Figure BDA0003819517640000072
respectively representing the actual acceleration, the expected acceleration, the actual speed and the expected speed of the tail end of the space manipulator, and selecting K from the impedance controller d ,C d As a control quantity, M d Set to a constant value of 1;
step 4-2, the control target of the impedance controller in the application is to track the expected force quickly, so that the speed of the tail end of the mechanical arm quickly approaches to 0, and simultaneously, the overshoot amount in the tracking process of the static force is optimized (the overshoot amount refers to the deviation between the maximum actual force and the expected force of the system, namely the deviation between the sharp top and the expected force);
for this purpose, corresponding reward and punishment are given to the state of the tail end of the mechanical arm in the training process, corresponding positive reward is given when the state of the tail end of the mechanical arm reaches a desired target, an optimal control parameter is found, and a reward function is set:
Figure BDA0003819517640000073
Figure BDA0003819517640000074
wherein T represents the duration of a single training, E f And setting the reward function as above for the error value of the expected force and the current moment force, wherein T is the current simulation duration, and the speed value is expected to be capable of rapidly approaching to the range of 0-0.2 in speed.

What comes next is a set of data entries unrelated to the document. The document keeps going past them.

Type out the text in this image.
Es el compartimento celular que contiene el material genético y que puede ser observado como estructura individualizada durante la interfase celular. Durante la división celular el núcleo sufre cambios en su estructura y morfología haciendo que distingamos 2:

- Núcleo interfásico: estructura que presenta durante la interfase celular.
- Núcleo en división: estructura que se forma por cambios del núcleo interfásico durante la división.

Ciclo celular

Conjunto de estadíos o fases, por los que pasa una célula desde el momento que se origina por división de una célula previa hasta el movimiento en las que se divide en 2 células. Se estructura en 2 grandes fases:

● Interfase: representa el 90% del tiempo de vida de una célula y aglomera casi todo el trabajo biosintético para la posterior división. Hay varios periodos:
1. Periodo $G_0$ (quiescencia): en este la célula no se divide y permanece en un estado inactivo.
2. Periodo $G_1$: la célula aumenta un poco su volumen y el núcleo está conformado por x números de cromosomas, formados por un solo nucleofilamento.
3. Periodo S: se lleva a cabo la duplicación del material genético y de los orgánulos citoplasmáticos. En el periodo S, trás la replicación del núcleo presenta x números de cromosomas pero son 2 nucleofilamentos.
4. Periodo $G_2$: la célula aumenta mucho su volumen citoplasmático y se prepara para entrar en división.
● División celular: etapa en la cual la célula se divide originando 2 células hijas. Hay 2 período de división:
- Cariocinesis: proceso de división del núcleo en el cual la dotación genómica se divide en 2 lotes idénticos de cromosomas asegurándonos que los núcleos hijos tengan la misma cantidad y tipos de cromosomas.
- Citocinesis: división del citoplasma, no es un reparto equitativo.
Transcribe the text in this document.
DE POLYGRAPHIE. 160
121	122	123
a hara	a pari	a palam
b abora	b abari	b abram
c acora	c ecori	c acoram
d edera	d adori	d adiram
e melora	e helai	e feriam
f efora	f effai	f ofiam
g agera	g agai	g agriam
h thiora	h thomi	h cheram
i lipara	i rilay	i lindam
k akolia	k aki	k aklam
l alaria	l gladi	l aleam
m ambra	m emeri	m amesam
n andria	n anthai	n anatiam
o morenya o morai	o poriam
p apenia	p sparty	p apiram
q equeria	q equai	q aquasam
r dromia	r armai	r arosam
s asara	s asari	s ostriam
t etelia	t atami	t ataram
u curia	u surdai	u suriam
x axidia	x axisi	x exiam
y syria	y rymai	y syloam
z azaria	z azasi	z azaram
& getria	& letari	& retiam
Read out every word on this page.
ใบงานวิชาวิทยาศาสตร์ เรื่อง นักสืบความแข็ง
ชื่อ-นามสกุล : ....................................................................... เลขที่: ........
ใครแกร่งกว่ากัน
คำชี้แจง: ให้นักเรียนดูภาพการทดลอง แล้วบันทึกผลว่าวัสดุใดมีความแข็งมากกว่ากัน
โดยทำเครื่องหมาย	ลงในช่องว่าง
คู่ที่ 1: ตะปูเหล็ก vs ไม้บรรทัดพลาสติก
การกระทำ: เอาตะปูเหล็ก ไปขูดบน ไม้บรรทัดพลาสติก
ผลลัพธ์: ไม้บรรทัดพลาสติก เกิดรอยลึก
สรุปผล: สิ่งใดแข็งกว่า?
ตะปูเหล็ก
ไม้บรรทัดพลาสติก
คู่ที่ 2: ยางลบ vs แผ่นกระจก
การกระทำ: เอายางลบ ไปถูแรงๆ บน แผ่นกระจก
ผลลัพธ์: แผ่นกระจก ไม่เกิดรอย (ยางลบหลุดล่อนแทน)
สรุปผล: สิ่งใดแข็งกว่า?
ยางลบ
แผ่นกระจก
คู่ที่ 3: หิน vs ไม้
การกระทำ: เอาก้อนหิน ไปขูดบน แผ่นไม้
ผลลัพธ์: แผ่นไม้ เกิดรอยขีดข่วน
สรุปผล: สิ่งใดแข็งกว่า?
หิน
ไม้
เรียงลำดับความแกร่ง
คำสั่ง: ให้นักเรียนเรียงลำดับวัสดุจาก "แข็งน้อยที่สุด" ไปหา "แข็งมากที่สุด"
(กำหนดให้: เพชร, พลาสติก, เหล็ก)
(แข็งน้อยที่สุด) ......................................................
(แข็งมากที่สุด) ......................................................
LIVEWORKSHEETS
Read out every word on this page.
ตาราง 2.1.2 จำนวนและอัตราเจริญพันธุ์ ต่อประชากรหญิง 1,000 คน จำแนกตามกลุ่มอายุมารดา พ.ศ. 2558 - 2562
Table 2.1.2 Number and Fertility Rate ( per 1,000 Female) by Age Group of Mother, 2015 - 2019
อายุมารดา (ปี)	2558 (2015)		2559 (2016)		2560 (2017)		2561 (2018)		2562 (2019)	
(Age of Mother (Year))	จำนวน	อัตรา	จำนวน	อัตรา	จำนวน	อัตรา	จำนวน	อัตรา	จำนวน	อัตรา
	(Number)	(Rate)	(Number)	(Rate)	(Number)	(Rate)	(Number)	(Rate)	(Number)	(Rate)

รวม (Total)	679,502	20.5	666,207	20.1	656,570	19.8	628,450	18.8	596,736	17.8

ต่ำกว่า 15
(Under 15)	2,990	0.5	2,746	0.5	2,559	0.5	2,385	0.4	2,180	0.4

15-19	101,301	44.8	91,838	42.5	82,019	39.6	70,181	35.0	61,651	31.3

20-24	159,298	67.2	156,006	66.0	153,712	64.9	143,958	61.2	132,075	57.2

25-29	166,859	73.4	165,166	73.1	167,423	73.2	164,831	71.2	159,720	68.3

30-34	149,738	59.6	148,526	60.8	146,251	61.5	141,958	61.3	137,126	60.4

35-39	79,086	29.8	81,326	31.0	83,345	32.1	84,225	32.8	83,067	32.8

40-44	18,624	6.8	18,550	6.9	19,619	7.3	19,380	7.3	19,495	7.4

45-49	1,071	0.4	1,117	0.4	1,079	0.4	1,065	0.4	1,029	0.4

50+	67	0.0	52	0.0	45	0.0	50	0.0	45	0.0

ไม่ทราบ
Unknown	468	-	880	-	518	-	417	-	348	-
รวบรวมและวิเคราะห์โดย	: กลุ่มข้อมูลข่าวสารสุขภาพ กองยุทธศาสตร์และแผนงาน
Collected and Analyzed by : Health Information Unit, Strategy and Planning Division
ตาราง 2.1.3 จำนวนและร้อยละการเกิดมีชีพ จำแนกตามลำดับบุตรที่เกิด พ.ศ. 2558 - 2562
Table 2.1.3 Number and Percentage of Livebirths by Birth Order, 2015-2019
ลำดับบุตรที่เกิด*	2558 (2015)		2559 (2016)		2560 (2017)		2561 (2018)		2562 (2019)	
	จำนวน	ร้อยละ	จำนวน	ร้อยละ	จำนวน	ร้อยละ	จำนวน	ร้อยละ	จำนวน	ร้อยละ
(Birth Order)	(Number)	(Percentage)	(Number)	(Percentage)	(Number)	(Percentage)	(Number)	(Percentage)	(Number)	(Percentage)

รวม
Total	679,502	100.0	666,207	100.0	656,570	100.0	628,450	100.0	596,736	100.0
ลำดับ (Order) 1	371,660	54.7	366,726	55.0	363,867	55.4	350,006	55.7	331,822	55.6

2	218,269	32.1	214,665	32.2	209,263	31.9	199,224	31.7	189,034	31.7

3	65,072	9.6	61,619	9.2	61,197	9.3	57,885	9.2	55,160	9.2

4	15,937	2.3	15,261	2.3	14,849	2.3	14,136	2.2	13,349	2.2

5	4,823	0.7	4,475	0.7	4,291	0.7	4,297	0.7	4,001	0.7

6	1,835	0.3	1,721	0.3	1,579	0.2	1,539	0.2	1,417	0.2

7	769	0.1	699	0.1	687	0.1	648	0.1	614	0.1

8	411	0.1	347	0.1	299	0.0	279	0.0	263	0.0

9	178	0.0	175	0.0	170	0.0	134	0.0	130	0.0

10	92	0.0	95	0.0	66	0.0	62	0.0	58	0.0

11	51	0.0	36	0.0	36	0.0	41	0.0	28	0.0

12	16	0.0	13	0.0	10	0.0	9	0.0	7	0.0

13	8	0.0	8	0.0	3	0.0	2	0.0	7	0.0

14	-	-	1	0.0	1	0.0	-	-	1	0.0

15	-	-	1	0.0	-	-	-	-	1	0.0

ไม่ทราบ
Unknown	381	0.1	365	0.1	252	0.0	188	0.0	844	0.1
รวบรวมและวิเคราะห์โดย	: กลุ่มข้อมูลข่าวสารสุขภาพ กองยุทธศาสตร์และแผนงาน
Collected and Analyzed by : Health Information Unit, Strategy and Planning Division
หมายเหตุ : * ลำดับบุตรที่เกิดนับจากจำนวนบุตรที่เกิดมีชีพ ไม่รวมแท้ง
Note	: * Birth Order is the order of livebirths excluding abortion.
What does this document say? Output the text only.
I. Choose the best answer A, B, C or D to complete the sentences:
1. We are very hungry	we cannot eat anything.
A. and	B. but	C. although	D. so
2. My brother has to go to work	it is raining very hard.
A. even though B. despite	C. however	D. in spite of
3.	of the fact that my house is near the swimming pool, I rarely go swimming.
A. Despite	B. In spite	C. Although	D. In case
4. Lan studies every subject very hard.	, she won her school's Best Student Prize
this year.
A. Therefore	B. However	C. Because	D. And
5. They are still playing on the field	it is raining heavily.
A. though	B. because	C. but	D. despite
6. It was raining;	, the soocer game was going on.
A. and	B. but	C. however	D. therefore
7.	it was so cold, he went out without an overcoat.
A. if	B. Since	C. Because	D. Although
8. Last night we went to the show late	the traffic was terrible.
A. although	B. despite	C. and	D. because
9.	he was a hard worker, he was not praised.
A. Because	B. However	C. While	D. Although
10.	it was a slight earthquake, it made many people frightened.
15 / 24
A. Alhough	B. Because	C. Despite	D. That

This function can give greater rewards for smaller force steady state errors and greater penalties as the velocity deviates more from 0.
Step 4-3, considering that if the single change degree of the impedance parameter is too small, the impedance control of the tail end position of the mechanical arm is difficult to achieve a remarkable effect, and if the change range of the impedance parameter is too large, the stability of the impedance control of the tail end of the mechanical arm is reduced, so that an impedance parameter action table for reinforcement learning is set:
δC d ∈[±2,±1,0],δK d ∈[±5,±4,±3,±2,±1,0]
and selecting corresponding action in each sampling period, and obtaining an optimal action strategy after multiple times of training.
In addition, the training suspension condition is set as: the training times reach the set threshold value.
Or, when the error value between the expected force and the current time force in the training is larger than the set threshold or the error between the maximum current time force and the expected force of the system in the training exceeds the set threshold, the strategy of the training is shown to be developed in the direction of dispersion, and the training is repeated by returning to the central set parameter.
Step 5, training the impedance controller based on the neural network, specifically:
the Q-learning (Q-learning) algorithm is essentially a markov decision process, which performs actions in the current state to find the reward value of the next state, and continuously updates the Q table, and the specific formula is as follows:
Q(s t ,a t )←Q(s t ,a t )+α[r t +γmaxQ(s t+1 ,a)-(s t ,a t )]
the traditional Q learning method updates the current state according to the Q value of the next state, the method depends on a Q value table, but more memory space can be wasted by excessive system states, DDQN adopts a fully-connected neural network strategy network to predict the Q value of the current state, the tail end state information of the mechanical arm is input into the strategy network to obtain the Q value of the moment, a target network is introduced to predict the state of the next moment, the mean square error of the difference of the prediction results of the two neural networks is used as the loss function of the model, and the strategy network is finally updated by back propagation network parameters according to the following formula.
Specifically, the method comprises the following steps: the method comprises the steps of firstly setting the total times of training, collecting an experience table of the space manipulator in single training, placing the experience table into an experience pool ((namely a queue has the maximum storage length in the queue, and pops up experience with poor performance once the maximum length is exceeded), inputting higher-rewarded experience in the experience pool into a strategy network at intervals together with experience randomly extracted from the experience pool, updating the strategy network through residual errors between predicted values in the strategy network and a target network, setting updating time, replacing the target network with the strategy network once the time is exceeded, realizing target network updating, outputting the action with the highest score through feedback in the environment of the target network, sequentially circulating until the finally set total times of training is greater than a set value, and finishing training.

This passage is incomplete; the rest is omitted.